Howard County Executive Ken Ulman Thursday announced the county's plan to enact new stormwater initiatives required by state law.
The Watershed Protection and Restoration Program signed into law last year requires counties to collect fees to pay for stormwater management and stream and wetland restoration projects. The projects are aimed at improving water quality and reducing phosphorous and nitrogen levels entering the Chesapeake Bay.
All property owners, except state and local government and volunteer fire companies, will be required to pay the fee, which will be a separate item on the property tax bill starting in 2014.
Ulman announced the initiative in front of an eroded stream at the intersection of Dower Drive and East Leisure Court in Ellicott City.
"This dedicated source, this stormwater utility (fee), will allow us to make progress on places that are similar to this all over the county," Ulman said, pointing to erosion along a stormwater outfall leading to a stream where trees and an electrical box were getting dangerously close to falling into the ditch.
The stormwater fee will be based on the amount of impervious surface on a property. Impervious surfaces include paved driveways and rooftops.
The county's Geographic Information Services will determine the buidling footprint and paved surface for each home and business.
For every 500 square feet of impervious cover, property owners will be charged $7.80. Homes built after 2002 will pay a lower fee because they use the latest stormwater standards.
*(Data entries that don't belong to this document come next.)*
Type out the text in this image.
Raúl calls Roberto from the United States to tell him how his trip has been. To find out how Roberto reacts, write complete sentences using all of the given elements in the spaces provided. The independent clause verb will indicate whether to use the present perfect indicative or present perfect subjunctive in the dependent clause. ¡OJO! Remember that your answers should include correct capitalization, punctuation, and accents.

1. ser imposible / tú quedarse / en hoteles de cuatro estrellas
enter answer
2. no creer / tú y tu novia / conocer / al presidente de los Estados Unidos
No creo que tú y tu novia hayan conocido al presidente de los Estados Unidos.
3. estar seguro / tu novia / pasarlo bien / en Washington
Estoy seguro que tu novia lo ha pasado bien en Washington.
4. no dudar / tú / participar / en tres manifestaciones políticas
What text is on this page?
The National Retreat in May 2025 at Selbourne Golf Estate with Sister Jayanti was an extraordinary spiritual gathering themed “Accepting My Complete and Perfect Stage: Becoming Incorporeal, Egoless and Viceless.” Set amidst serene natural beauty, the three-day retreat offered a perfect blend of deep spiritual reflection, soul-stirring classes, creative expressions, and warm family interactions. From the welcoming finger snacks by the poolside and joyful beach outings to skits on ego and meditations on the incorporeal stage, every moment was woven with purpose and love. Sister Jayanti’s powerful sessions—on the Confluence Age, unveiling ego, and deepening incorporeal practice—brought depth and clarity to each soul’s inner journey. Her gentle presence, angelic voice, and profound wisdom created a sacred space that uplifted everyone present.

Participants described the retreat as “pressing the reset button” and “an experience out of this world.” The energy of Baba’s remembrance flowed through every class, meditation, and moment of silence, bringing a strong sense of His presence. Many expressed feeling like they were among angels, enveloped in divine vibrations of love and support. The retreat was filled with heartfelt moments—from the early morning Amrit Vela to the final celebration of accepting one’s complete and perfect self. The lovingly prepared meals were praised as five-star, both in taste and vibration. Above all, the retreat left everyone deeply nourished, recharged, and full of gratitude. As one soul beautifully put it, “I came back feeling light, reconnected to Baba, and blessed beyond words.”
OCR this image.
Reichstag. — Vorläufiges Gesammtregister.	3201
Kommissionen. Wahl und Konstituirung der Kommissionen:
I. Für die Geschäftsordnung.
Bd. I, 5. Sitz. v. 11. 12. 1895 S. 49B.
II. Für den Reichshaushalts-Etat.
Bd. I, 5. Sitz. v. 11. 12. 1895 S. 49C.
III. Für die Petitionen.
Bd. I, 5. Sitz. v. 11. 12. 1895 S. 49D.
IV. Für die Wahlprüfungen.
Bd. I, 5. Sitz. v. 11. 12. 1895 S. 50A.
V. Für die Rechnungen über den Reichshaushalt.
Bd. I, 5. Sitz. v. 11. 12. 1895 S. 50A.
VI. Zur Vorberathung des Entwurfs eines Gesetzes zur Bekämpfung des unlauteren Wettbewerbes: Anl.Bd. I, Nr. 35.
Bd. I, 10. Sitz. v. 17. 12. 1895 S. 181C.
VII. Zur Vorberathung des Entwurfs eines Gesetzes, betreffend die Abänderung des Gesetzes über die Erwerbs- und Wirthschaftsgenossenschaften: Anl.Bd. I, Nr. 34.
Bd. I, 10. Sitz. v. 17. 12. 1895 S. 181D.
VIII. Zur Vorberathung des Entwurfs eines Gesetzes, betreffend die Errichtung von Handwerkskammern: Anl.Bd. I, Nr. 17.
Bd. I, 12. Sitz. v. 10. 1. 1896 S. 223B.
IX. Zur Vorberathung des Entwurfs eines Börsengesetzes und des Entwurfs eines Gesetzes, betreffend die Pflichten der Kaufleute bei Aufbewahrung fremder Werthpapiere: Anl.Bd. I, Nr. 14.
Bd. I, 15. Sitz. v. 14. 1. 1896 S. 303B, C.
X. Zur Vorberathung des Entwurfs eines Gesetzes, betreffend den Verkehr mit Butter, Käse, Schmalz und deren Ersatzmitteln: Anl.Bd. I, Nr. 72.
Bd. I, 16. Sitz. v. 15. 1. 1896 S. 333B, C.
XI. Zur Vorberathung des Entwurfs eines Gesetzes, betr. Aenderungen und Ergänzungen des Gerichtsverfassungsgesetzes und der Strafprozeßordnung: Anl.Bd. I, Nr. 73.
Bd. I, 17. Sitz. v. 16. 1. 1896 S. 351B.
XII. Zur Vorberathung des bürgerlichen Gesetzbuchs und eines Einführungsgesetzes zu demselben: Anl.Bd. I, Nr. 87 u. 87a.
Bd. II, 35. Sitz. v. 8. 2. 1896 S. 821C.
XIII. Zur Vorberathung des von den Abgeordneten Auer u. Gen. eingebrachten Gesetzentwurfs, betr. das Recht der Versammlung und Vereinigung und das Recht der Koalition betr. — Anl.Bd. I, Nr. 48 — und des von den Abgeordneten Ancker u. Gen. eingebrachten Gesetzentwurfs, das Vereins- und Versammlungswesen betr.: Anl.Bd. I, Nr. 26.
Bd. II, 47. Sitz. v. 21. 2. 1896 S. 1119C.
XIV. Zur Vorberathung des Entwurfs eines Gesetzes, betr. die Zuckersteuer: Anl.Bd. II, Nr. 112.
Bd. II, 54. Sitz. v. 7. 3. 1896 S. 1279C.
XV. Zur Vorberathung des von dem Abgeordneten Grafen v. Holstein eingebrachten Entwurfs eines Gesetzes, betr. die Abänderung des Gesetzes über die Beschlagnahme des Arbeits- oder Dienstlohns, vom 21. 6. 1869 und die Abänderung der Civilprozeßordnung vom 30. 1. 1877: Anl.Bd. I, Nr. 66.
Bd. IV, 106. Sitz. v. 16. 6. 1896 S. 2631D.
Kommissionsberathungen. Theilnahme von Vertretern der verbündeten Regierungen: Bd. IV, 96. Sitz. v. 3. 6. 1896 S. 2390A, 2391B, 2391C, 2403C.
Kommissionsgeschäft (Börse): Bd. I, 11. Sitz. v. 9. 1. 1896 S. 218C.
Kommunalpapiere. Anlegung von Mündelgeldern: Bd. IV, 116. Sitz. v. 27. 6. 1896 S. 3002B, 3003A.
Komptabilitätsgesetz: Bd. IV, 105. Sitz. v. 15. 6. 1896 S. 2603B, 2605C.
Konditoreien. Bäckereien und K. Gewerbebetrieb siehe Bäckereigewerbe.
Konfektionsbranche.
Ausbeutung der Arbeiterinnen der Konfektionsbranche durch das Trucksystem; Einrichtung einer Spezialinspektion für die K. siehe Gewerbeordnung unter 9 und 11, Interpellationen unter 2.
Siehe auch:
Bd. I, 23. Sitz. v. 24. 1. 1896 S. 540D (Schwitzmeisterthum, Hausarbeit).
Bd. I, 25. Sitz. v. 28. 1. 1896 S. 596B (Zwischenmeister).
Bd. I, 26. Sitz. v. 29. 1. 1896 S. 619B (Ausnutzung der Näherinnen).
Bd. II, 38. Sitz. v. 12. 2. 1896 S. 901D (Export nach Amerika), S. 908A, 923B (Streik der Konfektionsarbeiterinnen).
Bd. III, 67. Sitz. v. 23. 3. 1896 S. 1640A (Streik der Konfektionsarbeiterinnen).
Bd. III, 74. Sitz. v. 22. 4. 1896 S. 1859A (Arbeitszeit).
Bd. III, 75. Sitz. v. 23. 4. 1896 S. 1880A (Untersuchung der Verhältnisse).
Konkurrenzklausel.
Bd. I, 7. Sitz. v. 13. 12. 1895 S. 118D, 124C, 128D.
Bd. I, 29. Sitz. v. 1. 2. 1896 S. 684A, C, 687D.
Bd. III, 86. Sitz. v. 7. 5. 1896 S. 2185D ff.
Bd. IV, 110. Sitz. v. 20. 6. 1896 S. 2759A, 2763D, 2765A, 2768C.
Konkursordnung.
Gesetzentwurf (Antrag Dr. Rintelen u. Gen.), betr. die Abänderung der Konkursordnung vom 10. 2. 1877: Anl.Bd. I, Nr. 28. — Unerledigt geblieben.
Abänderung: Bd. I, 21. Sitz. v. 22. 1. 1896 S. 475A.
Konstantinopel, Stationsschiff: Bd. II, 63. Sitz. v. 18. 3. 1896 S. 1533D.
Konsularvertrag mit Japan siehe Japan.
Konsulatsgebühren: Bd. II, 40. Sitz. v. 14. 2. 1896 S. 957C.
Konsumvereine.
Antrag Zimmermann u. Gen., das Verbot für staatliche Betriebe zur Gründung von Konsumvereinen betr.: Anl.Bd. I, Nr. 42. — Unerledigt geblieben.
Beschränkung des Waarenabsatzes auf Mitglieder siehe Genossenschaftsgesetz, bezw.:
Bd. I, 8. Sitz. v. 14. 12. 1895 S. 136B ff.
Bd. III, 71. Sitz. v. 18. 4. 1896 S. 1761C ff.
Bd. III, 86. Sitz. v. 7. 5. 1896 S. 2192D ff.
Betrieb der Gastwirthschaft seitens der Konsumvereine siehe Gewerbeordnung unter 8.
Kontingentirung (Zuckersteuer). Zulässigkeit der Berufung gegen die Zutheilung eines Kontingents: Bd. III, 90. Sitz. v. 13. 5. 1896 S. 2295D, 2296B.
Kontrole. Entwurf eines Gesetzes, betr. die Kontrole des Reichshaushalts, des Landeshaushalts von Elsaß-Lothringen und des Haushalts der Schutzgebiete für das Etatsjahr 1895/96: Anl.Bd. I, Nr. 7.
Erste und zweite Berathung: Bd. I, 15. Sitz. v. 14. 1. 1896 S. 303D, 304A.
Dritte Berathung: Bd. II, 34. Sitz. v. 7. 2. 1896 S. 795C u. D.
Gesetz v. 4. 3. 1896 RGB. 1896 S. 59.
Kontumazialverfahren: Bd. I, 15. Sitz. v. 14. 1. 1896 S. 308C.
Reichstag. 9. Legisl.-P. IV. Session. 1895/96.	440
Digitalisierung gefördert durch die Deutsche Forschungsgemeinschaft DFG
For example, the owner of a moderately sized home (roughly 2,640 square feet) built before 2002 can expect to pay $39 a year, while the owner of a home built after 2002 would pay $31.
Owners of larger homes with long driveways can expect to pay $195 if their home was built before 2002 and $101 if it was built after 2002.
The county estimates it will collect $7 million in 2014 from the fee, according to Jim Caldwell, the county's Stormwater Manager with the Office of Environmental Sustainability.
The state program requires counties to offer a credit for property owners implementing physical modifications to reduce runoff. Under the Howard County plan, residents can earn credits by building a rain garden and using porous pavers on their driveway.
The proposed legislation, prefiled by the administration today, now goes to the County Council for deliberation and final approval in February.
Council member Calvin Ball called the initiative an investment in the county's future.